Les participants, qui s’étaient donnés rendez-vous de bonne heure devant les urgences du CHM, brandissaient des slogans tels que « La santé au rabais », « soignants en danger, patients abandonnés » et chantaient à tue-tête dans les rues de Mamoudzou et de Dzaoudzi « Barrages, les caillassages, on en a marre de ce carnage ! » pour rejoindre la préfecture.
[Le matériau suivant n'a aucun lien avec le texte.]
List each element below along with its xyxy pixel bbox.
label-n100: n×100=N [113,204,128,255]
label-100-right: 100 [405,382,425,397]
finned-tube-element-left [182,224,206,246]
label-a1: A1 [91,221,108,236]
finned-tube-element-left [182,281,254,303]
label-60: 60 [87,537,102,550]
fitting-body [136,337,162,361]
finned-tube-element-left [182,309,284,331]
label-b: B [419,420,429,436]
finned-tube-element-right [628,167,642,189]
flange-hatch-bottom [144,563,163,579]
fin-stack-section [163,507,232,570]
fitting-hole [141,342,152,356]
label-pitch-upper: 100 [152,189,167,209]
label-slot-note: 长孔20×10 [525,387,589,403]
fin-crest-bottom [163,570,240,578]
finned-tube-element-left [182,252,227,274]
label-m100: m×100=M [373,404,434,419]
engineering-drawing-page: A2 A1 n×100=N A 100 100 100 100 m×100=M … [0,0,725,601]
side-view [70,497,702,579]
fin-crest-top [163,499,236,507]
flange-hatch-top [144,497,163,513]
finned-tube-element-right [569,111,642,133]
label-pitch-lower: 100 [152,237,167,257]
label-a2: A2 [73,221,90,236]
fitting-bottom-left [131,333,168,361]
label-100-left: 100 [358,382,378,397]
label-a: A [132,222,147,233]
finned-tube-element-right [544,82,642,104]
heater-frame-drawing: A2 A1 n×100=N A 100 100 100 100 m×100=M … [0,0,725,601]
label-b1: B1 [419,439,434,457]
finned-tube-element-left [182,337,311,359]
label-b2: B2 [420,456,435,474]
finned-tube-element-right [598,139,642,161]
«La santé caillassée». L’expression revient, sans cesse. La centaine d’agents hospitaliers réunie jeudi en début de matinée devant les urgences du CHM, illustrait la saturation, l’épuisement et la peur ressentie par les soignants. Après plusieurs semaines de mobilisation en octobre dernier où le personnel du CHM avait notamment exercé son droit de retrait après l’attaque de bus de l’hôpital, une nouvelle fois, les soignants se sont mobilisés pour alerter sur l’insécurité quotidienne dont ils sont victimes, comme leurs patients.
« Les véhicules de secours arrivent avec difficulté sur les lieux pour aller secourir des gens en danger. On laisse des gens mourir car on est bloqués par des barrages. Les soignants sont constamment en danger. Les patients aussi », confie un soignant.
Après plusieurs heures de marche, le cortège s’est rendu à la Préfecture de Mayotte en Grande-terre pour exprimer leurs doléances au préfet de Mayotte. Après un sitting en plein soleil, le représentant de département a accepté de recevoir une délégation de 10 médecins.
« Un décor de guerre permanent »
Ces échanges ont duré près de 2h, pendant lesquels le cortège d’hospitaliers patientait en plein soleil, ce geste témoignait d’un épuisement significatif des professionnels de santé face à cette situation. « On n’arrive plus à faire notre métier, les soignants et les patients ne peuvent plus circuler, certains patients ne prennent plus le risque de venir se faire soigner, tout le monde a peur, on vit dans un décor de guerre permanent, on étouffe d’insécurité sur cette île », déplore une soignante.
Face à cette mobilisation, plusieurs engagements du Préfet
En fin de matinée, les médecins reçus par le préfet se sont dits « rassurés » d’avoir été entendus par le Préfet, qui a « écouté attentivement » un à un l’ensemble des médecins présents. « Si aucune solution miracle n’existe » a rapporté la délégation de médecins, plusieurs mesures ont pu être identifiées pour améliorer le quotidien des soignants, des patients et de la population en général.
Parmi ces mesures, un rendez-vous mensuel « santé-sécurité » va être mis en place dès à présent, tous les mois, permettant aux professionnels de santé de faire un point avec les services de la préfecture au sujet de l’insécurité. Aussi, des agents relais du CHM vers les forces de l’ordre vont être identifiés pour améliorer la communication entre les deux parties en cas de difficultés rencontrées sur le territoire.
Le préfet s’est également engagé à revoir le déploiement des forces de l’ordre autour des centres de soins. A ce sujet, des axes de circulation vont être sécurisés pour permettre d’établir des « axes libres prioritaires » pour les véhicules de secours. Enfin, les forces de l’ordre vont être renforcées, par une intensification de la présence du GIGN, du RAID, et d’outils de surveillance numérique, sur le territoire.